© Reuters. FILE PHOTO: A commuter train passes by the skyline with its financial district ahead of the European Central Bank?s (ECB) governing council meeting later this week in Frankfurt, Germany, October 25, 2021. REUTERS/Kai Pfaffenbach
By Michael Nienaber
BERLIN (Reuters) – European nations will have to think about reining in government borrowing and reimposing budget discipline sooner than expected or markets will start to punish highly indebted euro zone states, a senior German finance ministry official said.
Speaking to other ministry officials at a closed-door event on Monday, Florian Toncar said Germany would have to ensure at a European level that once the pandemic was over, the bloc returned to a more conservative era in terms of public finances.
“I am quite convinced that perhaps very, very soon, Europe won’t ask itself how much debt the rules allow and how much the rules can be bent, but rather how much debt the markets allow,” Toncar said, according to a video recording seen by Reuters on Friday.
European leaders have agreed to suspend the bloc’s fiscal rules until 2023 but there is now debate about whether the so-called Stability and Growth Pact should be reformed to allow more flexibility before it kicks in again next year.
Chancellor Olaf Scholz’s three-party coalition government has so far signalled an openness to reforming the EU’s rules but the comments from Toncar, a member of the more fiscally conservative Free Democratic Party (FDP), mark a shift in tone.
“I believe that the paradigm shift is closer than many think,” Toncar said, adding that Germany should work on its economic performance rather than thinking about how fiscal rules could be weakened further.
“Because it will no longer be the case that we can take on any amount of debt in Europe,” said Toncar, a parliamentary secretary and close aide of Finance Minister Christian Lindner.
A finance ministry spokesman was not available to comment and Toncar could not immediately be reached via the ministry.
Prior to the pandemic, Germany was one of the most vocal members of the euro zone, along with other mostly northern states, in calling on governments with higher debt levels in the south of the bloc to reign in spending and cut borrowing.
The European Central Bank’s (ECB) bond-buying programmes have driven debt yields down to unprecedented levels across the bloc in recent few years.

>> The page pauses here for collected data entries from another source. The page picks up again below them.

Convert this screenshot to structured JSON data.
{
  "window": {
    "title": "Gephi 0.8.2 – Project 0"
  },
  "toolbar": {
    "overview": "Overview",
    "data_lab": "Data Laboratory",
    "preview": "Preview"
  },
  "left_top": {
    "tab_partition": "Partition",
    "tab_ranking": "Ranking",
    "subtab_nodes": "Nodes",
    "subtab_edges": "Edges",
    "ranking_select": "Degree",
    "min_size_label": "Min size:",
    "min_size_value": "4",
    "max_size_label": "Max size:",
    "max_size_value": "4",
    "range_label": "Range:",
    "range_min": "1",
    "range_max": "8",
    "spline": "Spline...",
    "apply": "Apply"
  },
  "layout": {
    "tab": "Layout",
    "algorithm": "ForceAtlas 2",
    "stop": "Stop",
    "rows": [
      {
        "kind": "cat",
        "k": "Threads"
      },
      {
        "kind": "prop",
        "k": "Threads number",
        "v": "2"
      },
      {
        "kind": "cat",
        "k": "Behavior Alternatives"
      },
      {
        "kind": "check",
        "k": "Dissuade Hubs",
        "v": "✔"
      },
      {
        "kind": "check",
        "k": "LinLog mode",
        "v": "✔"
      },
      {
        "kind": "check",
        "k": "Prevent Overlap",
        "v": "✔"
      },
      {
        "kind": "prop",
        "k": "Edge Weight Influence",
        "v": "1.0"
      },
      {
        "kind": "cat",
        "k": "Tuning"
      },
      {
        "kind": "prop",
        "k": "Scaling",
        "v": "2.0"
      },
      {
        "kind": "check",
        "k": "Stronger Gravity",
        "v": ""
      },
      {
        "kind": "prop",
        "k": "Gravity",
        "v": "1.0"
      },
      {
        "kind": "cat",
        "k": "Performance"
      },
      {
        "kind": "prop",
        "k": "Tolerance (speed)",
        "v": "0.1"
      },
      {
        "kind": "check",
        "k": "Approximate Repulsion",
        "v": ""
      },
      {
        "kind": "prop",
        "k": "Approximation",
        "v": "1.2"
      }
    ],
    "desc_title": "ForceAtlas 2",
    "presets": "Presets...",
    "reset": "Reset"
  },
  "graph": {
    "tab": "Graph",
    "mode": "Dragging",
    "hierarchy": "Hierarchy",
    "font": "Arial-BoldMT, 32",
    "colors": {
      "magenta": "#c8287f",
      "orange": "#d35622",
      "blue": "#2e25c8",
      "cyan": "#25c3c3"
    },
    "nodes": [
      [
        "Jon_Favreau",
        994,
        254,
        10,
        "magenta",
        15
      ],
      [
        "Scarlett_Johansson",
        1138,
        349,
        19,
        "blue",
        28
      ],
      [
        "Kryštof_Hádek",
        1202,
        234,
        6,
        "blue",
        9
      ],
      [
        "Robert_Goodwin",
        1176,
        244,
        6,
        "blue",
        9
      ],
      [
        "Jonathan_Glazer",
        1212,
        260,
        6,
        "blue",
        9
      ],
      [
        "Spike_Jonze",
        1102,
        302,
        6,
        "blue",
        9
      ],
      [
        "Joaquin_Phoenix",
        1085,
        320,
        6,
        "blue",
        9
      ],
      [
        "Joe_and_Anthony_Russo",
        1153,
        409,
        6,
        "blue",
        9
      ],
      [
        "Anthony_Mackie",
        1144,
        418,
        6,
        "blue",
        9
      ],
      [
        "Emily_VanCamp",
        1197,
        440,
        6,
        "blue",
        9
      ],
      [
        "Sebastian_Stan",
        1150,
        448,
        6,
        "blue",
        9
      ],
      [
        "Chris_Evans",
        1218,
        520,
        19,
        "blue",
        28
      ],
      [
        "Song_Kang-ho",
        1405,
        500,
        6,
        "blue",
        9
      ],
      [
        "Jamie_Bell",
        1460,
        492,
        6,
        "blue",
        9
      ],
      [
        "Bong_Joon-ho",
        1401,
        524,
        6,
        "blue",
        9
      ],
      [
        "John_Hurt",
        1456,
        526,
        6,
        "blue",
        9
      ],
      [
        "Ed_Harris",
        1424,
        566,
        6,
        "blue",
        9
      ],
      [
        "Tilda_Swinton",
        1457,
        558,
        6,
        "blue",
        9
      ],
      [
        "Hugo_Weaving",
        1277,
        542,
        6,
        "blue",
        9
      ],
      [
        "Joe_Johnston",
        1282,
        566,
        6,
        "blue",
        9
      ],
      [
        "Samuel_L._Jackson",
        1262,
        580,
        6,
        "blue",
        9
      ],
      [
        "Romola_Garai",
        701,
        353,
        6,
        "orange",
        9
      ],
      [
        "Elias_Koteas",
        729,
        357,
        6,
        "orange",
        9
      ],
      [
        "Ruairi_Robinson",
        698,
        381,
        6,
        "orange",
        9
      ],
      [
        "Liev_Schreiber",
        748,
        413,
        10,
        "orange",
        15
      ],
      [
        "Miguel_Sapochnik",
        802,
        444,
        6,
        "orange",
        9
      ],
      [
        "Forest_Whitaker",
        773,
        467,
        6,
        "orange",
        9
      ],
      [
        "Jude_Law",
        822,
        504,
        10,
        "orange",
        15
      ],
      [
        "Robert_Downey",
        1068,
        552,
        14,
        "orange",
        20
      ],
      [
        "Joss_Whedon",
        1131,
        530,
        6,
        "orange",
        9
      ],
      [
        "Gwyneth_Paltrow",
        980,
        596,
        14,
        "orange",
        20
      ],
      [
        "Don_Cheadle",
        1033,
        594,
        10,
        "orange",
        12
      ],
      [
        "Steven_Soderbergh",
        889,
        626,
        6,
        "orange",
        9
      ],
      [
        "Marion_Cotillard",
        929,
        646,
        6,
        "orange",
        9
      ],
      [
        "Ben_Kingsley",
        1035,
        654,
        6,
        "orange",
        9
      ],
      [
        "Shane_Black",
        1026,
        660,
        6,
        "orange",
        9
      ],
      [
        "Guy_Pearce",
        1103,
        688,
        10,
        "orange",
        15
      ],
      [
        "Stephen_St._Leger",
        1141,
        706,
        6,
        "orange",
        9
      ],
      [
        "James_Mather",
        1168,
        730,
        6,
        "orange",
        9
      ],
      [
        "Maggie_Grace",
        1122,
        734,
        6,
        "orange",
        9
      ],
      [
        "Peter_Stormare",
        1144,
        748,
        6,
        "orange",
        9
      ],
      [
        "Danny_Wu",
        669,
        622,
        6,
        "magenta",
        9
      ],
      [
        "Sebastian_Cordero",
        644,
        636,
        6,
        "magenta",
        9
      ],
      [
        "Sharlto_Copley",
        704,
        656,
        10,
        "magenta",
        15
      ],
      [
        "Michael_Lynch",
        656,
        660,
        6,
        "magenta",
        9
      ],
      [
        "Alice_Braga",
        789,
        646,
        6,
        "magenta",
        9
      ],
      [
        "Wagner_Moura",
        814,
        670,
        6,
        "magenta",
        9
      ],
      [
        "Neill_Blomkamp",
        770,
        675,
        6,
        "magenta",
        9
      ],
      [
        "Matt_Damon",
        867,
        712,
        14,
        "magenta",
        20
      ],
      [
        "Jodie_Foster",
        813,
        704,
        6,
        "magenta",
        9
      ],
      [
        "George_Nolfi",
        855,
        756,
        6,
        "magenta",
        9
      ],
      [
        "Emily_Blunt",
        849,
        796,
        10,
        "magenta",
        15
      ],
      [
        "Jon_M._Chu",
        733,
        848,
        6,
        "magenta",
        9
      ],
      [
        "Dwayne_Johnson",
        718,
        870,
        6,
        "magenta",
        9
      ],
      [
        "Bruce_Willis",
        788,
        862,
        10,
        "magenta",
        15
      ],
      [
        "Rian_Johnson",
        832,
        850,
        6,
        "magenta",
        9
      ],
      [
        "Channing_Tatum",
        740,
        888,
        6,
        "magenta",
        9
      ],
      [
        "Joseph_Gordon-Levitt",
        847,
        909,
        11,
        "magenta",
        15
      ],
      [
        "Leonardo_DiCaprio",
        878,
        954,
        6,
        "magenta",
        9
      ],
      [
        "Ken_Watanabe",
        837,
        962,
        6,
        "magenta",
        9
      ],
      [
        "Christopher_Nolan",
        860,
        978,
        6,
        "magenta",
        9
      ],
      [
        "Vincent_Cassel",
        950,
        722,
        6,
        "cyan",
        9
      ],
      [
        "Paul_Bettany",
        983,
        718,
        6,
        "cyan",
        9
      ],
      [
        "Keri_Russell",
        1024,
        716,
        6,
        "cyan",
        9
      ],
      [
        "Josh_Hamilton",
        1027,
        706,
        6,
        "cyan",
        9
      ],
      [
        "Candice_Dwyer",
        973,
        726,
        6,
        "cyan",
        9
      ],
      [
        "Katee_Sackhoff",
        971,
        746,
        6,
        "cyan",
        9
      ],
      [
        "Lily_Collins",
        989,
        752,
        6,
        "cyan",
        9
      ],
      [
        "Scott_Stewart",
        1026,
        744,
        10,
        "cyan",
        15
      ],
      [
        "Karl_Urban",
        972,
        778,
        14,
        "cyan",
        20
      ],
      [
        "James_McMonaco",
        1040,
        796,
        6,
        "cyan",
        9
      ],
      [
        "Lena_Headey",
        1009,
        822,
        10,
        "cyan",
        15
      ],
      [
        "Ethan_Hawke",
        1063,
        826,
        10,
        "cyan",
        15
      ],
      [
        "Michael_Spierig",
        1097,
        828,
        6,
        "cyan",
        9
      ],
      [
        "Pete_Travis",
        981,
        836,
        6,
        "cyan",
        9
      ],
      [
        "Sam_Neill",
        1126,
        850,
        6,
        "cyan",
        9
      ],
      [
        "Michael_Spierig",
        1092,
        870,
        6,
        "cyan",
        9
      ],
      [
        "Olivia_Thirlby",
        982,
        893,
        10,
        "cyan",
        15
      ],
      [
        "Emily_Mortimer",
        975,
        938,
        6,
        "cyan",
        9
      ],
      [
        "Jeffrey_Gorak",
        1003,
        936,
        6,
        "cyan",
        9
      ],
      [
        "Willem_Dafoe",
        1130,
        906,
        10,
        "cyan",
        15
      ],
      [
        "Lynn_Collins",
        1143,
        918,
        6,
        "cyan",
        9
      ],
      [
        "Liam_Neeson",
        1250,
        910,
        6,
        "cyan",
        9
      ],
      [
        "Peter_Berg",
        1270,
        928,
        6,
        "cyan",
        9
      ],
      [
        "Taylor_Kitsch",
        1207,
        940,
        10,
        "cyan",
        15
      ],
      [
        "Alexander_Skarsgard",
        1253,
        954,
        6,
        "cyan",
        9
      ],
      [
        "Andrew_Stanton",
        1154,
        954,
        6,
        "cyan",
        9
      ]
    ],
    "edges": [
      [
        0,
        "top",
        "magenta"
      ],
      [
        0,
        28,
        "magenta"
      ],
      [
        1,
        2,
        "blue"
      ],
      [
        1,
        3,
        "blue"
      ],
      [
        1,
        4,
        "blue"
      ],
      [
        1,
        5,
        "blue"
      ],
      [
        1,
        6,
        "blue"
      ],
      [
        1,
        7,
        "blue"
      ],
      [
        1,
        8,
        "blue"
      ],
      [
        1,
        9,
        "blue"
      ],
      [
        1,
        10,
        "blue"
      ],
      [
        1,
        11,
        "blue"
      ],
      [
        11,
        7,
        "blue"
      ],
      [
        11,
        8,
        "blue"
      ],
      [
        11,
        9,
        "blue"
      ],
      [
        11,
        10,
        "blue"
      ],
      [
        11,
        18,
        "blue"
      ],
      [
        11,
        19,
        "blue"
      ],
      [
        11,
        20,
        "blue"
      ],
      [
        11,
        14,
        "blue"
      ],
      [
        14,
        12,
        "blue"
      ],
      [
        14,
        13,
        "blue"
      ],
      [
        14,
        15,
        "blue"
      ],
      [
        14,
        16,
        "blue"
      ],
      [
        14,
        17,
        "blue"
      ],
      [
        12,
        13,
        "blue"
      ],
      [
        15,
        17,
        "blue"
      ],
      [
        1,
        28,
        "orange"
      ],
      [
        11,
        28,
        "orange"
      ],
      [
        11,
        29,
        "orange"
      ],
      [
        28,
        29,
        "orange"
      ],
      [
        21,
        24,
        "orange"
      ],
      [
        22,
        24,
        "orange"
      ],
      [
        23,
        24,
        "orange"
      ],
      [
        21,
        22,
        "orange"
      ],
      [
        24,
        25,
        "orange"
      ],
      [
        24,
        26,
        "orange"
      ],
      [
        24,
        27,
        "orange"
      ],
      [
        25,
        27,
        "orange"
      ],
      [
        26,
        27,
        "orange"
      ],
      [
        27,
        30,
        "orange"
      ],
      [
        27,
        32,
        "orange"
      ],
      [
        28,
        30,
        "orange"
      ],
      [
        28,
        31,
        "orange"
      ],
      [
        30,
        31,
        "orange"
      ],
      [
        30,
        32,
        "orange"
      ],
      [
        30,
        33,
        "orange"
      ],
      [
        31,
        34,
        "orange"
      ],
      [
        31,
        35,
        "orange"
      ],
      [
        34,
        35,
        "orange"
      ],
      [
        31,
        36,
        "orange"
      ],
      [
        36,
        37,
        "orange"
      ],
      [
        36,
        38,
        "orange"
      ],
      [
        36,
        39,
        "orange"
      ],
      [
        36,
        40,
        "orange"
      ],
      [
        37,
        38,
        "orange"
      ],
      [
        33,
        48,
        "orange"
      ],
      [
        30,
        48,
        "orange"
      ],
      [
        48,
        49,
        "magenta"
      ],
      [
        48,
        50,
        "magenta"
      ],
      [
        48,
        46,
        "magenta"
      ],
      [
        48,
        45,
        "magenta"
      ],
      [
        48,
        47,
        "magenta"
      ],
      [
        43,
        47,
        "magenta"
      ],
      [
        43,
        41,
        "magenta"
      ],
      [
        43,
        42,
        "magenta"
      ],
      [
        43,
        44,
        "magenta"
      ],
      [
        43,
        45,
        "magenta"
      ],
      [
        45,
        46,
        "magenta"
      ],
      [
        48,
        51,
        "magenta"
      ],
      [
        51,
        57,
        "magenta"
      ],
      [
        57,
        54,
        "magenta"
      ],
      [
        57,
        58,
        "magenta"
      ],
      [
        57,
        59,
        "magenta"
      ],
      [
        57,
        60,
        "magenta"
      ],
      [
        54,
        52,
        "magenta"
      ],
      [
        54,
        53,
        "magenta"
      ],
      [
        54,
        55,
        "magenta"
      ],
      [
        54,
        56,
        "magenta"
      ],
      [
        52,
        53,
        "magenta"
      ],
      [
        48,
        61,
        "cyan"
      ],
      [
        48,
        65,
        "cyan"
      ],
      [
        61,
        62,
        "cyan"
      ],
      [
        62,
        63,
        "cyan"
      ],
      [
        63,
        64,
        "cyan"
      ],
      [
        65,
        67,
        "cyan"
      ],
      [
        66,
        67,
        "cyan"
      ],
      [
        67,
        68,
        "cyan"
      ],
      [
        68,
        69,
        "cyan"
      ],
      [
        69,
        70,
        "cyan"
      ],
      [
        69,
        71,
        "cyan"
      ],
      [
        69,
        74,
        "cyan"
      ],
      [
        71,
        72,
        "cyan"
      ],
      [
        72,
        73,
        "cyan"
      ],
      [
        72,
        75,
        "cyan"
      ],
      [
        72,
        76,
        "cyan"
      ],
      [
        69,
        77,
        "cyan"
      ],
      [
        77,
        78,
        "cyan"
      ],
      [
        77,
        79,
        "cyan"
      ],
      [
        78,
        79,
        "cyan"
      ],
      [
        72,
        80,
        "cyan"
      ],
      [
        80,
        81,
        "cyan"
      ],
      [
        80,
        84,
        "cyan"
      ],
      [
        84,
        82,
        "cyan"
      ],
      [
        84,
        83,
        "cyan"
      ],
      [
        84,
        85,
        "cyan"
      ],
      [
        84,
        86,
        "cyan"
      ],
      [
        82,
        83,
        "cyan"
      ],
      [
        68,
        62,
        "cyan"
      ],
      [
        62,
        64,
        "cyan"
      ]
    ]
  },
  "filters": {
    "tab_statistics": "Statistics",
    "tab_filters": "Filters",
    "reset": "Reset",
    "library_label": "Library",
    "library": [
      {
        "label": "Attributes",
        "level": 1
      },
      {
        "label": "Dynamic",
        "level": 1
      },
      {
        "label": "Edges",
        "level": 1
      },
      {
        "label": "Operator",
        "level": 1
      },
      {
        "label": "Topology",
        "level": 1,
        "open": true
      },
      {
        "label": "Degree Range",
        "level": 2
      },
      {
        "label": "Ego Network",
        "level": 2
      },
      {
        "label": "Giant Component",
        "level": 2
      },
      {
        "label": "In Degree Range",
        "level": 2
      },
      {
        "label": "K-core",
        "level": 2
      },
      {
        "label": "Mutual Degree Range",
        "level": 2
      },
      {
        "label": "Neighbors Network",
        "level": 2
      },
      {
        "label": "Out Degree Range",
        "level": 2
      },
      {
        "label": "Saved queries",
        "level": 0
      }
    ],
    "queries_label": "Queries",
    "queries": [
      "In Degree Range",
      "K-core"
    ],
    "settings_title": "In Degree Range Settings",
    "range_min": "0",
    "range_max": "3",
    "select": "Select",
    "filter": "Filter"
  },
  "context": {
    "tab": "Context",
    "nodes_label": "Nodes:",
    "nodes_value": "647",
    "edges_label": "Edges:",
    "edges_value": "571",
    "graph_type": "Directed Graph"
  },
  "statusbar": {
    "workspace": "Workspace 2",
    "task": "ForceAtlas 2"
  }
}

This has slashed yield spreads between northern nations such as Germany with relatively low debt and southern countries like Italy with a higher debt burden.
While euro area borrowing costs have risen recently as the ECB looks to unwind its pandemic emergency bond buying stimulus, they remain at historically low levels.
Germany’s benchmark 10-year Bund yield is at minus 0.06%, meaning investors pay the German government to hold the debt. Bund yields last traded above 1% in 2015, and a decade ago they were at 2%. Italian borrowing costs too are relatively low, with the gap between German/Italian 10-year bond yields at 138 basis points (bps), above last year’s low of 85 bps but well below peaks above 300 before the coronavirus crisis hit.
Italy is now facing fresh questions about the viability of its debt as the ECB has announced plans to dial back emergency support that has helped the euro zone’s most indebted economies survive the coronavirus pandemic.
European member states, including Germany, have borrowed record sums of money from investors since the start of the pandemic in 2020 to protect citizens and companies from the coronavirus and its economic impact.
In addition, the EU launched an unprecedented recovery fund worth 750 billion euros ($860 billion), debt-financed and managed by Brussels, to help member states most affected by the pandemic, such as Italy and Spain.
Several states, including Italy and France, have warned that if the agreed limits on budget deficits and overall debt remain as strict as they are under the current Stability and Growth Pact, Europe risks heading into another period of austerity when more spending is needed to push ahead with climate protection.
Toncar also said pressure from international markets could be a good thing as it could help to accelerate structural reforms.
“In Germany, too, I think there is even a chance that we will talk about priorities and structures again, that we will have to talk again about how we can make our country better, organise our community better,” Toncar said.
“This is also a chance to do everything better. It’s not just about saving euros, but overall about improving the public sector and bringing it up to date. Sometimes scarcity is also an opportunity,” Toncar said.